茨城に「海リゾート」、ひたちなか・大洗が地域一体で
茨城県が洗練されたリゾートづくりを目指している。県内外から観光客が訪れるひたちなか市や大洗町を対象にした地区構想を立ち上げ、地元市町や関係団体と協議会を結成。定期的にイベントを開くほか、協議会として周遊バスを運行するなどして地域活性化を促す。県では「同地域の求心力の高まりに呼応して、企業投資も活発」(菊池正宏政策企画部地域振興課ひたちなか整備室長)とし、地域住民とともに観光産業を盛り上げていく構え。(茨城・石川侑弥)
「ひたちなか大洗リゾート構想」は、地域の特色である“海”に宿泊や飲食、スポーツ、趣味などのコンテンツを掛け合わせた地区構想。それぞれの観光資源を一体化し、観光客を誘致する。ひたちなか大洗リゾート構想推進協議会参加の各組織・団体を中心に、イベントや施設整備を進める。事業化はせず、関係団体の共通認識として構想を共有する。
30日から大洗町で始まるカジキ釣りの国際大会も、同構想に関わるイベントの一つだ。国内外からゲストも呼び、3日間で釣れた重量などの総合点を競う。2023年は39隻約210人が参加し、計8本のカジキを釣り上げた。
現在、国内で外国人が釣りをする際、法令で一部が制限される。そのため、菊池室長は「規制緩和で実現した国内でも珍しい取り組み」と独自性を強調する。周辺地域では、大会時期に合わせて地元飲食店がカジキ料理を提供する催しも開き、さまざまに楽しめるよう工夫する。

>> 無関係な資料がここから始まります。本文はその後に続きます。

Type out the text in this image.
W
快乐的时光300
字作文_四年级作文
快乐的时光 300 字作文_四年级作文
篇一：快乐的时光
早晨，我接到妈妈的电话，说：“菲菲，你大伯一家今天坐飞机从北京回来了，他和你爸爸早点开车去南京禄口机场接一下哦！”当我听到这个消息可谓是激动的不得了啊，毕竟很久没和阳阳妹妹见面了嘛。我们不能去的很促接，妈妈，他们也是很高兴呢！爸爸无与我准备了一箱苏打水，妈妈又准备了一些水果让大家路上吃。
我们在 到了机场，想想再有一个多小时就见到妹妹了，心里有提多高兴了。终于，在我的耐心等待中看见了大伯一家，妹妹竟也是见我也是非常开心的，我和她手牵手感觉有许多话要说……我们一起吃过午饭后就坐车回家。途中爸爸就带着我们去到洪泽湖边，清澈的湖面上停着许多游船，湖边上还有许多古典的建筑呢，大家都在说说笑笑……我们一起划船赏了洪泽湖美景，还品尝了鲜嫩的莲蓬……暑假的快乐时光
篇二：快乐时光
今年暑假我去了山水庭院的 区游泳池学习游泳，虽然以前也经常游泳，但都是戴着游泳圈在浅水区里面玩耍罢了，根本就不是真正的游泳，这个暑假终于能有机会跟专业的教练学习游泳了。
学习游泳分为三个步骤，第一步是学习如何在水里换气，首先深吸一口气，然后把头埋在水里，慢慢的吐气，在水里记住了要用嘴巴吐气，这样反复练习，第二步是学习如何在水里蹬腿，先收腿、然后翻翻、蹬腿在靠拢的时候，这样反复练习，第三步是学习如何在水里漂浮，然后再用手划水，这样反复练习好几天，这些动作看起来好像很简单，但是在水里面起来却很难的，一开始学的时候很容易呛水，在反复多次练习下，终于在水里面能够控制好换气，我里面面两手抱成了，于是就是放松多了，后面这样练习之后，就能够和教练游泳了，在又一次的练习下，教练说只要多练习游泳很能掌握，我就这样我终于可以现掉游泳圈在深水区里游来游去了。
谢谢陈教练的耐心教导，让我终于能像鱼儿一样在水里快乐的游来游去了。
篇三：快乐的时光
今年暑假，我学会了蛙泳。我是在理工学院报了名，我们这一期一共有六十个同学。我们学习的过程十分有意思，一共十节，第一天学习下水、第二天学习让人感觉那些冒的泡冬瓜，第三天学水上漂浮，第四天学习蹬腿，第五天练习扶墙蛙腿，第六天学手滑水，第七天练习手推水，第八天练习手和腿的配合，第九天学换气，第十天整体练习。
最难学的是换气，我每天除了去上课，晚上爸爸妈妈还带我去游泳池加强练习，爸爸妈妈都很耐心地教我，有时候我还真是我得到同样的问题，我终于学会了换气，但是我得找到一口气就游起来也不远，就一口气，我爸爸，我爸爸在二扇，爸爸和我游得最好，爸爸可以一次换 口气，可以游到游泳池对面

関東最大規模の面積を持つアクアワールド茨城県大洗水族館(大洗町)も、3月にミズクラゲ水槽を更新するなど観光客誘致に余念がない。プロジェクションマッピングを使った幻想的な演出で、来館者を魅了する。23年度には計120万人以上が訪れ、地域観光の中核を担う。
季節の花きが咲き誇る国営ひたち海浜公園(ひたちなか市)でも、茨城県が主導する観光促進イベントを実施。会員制交流サイト(SNS)上でフォトコンテストを開き、個人が撮影した花畑風景の投稿を通じ、その魅力を拡散する。
同地域には、新鮮な海産物が食べられる那珂湊おさかな市場(ひたちなか市)や大洗サンビーチ海水浴場(大洗町)なども立地する。県の調査によると、22年の観光客数は大洗町が県内1位、ひたちなか市が同2位。累計759万人が訪れた。
既に多くの観光客を集客できている一方で「観光消費額が少ない」(菊池室長)のが課題だ。茨城県はアクセスの良さなどから首都圏の観光客の割合が高い。自家用車で特定の観光地だけを目指して日帰りで訪れる人が多く、全体的な消費につながりにくい。22年は同県を訪れる観光客の87・5%が日帰り客だった。宿泊を伴う観光で、複数スポットの周遊を促す。
ひたちなか大洗リゾート構想推進協議会は23年10―12月、地区内の各観光スポットを周遊するバスを運行した。24年10月には国営ひたち海浜公園と大洗駅(大洗町)間を40分間で結ぶ予定で、周遊しやすさを確保する。またアクアワールド・大洗では、毎週土曜日18―20時に夜間営業している。同経営企画課の杉浦里紗主任は「生物のさまざまな姿を見てもらえる。近隣施設に宿泊して来館する観光客も多い」と手応えを見せる。
宿泊施設の整備も進む。グランピングが楽しめるグランマーレ茨城大洗(大洗町)が22年4月にオープンしたほか、大洗ホテル(同)では客室やロビーを更新し、11月上旬に完成予定だ。リゾート構想の進行度について県の大井川和彦知事は「3合目」と位置付ける。官民連携のリゾートづくりがさらに加速しそうだ。